MILWAUKEE — An Iraq War veteran accused of fatally shooting his wife, a Milwaukee-area police officer, didn't need to be read his Miranda rights immediately because he didn't become a suspect until later in the police investigation, a Milwaukee County judge ruled Friday.
The decision means Benjamin G. Sebena's statements to police will be allowed as evidence at his trial, which starts next month. Sebena, 30, is charged with first-degree intentional homicide in the death of Jennifer Sebena, a Wauwatosa officer who would have turned 31 on Friday.
Sebena has pleaded not guilty by reason of mental disease or defect, but that plea is in jeopardy now. A court-appointed psychiatrist had examined Sebena and reported that there wasn't sufficient evidence to support a plea. Sebena was granted the opportunity to seek a second opinion, which was revealed in court Friday.
Judge David Borowski said the second doctor reached the same conclusions as the first: that the former Marine suffers from significant mental health issues such as post-traumatic stress disorder. But both doctors said the issues don't rise to the level of supporting an insanity plea.
Defense attorney Michael Steinle said he had no objections to the overall conclusions of the second report. He told the judge he would be pursuing strategies other than an insanity plea.

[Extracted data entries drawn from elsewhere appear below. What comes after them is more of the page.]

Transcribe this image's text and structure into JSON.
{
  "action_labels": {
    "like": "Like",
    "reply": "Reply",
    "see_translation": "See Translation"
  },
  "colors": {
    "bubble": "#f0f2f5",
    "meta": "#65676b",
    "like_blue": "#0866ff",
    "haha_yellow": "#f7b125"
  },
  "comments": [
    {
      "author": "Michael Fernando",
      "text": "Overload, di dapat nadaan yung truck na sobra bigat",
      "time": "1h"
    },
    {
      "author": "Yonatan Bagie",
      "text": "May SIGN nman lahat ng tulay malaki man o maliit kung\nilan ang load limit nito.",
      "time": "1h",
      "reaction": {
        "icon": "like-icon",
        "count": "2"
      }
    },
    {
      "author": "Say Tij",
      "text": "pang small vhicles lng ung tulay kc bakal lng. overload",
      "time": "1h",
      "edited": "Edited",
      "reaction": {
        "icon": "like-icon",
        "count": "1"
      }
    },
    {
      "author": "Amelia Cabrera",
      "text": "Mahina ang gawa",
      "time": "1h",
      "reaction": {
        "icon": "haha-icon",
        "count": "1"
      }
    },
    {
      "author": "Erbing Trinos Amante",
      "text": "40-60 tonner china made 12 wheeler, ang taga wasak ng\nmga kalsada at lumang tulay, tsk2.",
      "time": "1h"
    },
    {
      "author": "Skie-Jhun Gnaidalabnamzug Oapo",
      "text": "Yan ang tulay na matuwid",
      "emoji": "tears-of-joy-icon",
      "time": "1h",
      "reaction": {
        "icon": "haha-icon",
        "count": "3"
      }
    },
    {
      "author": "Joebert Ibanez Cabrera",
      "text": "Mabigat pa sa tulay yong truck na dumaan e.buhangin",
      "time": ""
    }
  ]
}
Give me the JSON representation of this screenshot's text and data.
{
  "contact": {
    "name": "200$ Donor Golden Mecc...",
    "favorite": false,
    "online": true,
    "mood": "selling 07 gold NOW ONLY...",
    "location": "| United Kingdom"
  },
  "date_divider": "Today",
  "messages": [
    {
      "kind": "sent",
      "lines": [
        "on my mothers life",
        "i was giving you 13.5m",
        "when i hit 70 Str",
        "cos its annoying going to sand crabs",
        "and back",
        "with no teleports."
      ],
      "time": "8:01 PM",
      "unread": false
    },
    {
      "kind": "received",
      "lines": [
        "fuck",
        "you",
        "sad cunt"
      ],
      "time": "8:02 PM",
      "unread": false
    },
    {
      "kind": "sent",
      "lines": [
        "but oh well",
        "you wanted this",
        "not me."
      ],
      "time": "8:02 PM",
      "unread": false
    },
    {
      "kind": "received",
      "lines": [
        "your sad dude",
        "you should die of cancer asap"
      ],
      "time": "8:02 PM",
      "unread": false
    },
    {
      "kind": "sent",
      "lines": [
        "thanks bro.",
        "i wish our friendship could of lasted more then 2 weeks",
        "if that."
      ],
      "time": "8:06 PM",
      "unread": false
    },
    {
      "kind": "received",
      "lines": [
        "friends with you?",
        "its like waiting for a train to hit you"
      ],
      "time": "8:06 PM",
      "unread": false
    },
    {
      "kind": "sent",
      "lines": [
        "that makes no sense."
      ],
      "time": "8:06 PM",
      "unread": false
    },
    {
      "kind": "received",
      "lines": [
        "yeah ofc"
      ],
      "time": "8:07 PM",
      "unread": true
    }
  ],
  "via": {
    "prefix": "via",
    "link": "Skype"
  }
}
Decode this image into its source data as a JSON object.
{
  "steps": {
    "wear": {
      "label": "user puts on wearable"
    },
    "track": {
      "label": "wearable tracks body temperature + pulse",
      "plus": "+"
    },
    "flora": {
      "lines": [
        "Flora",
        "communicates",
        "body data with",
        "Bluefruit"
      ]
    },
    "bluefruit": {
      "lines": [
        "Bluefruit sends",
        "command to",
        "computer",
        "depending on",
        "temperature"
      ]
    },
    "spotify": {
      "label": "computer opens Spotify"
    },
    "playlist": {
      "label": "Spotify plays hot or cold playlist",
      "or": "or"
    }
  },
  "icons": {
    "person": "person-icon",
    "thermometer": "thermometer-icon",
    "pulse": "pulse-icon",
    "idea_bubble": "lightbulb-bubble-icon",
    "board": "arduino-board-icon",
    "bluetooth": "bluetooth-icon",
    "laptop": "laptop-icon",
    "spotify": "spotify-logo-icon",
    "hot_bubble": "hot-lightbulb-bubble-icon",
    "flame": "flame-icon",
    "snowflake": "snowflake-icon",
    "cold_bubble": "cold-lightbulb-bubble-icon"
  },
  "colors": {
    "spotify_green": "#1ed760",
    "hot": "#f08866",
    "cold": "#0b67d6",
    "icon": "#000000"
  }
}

After the hearing, Steinle declined to elaborate about what his new strategy might be, repeatedly telling reporters, "I have no comment."
Sebena was silent throughout the hearing except to tell the judge he understood the ramifications of the second doctor's report. As in his other court appearances, Sebena was brought into the courtroom in a wheelchair and wearing a blue padded suicide-prevention vest.
Sebena has acknowledged ambushing his wife on Dec. 24 in Wauwatosa while she conducted a pre-dawn patrol alone, according to the criminal complaint. He told investigators he was a jealous husband and had been stalking her.
Other Wauwatosa police officers first suspected something was wrong that morning when Jennifer Sebena failed to respond to radio calls. They found her body near a fire department where officers often take their breaks.
A police sergeant called Ben Sebena and told him to come to the station because his wife had been in an incident, but Sebena didn't ask for details, the complaint said. Later, when he was told his wife had been killed, he still didn't ask what happened to her.
Steinle hoped to have Sebena's earliest comments to police thrown out. Police began questioning him about 6 or 6:30 a.m. on the day his wife's body was found, but Borowski said Sebena wasn't read his Miranda rights until at least 1 p.m.
The judge read from a 58-page transcript of the questioning and noted that it didn't read as a typical interrogation. The conversation touched on Jennifer Sebena's shopping habits and the type of car she drove. At one point Ben Sebena offered to try to find his wife's Facebook password if that might help in the investigation, Borowski said.
"I agree with the state that the questioning in this case was not accusatory," Borowski said.
Sebena wasn't cuffed as he was being interviewed in an unlocked room. Officers granted him one or two breaks to use the bathroom and smoke a cigarette, Borowski said. Officers stayed near him during the breaks, but the judge said that was an understandable safety precaution.
"I can't believe that any police department would let anyone, no matter what their status is, just wander around by themselves," especially a distraught person whose wife had just been killed, Borowski said.
Sebena, who is being held on $1 million bond, served two tours in Iraq with the U.S. Marine Corps. He was honorably discharged in 2005 after suffering severe arm and leg injuries in a mortar attack.
His trial is set to begin July 8.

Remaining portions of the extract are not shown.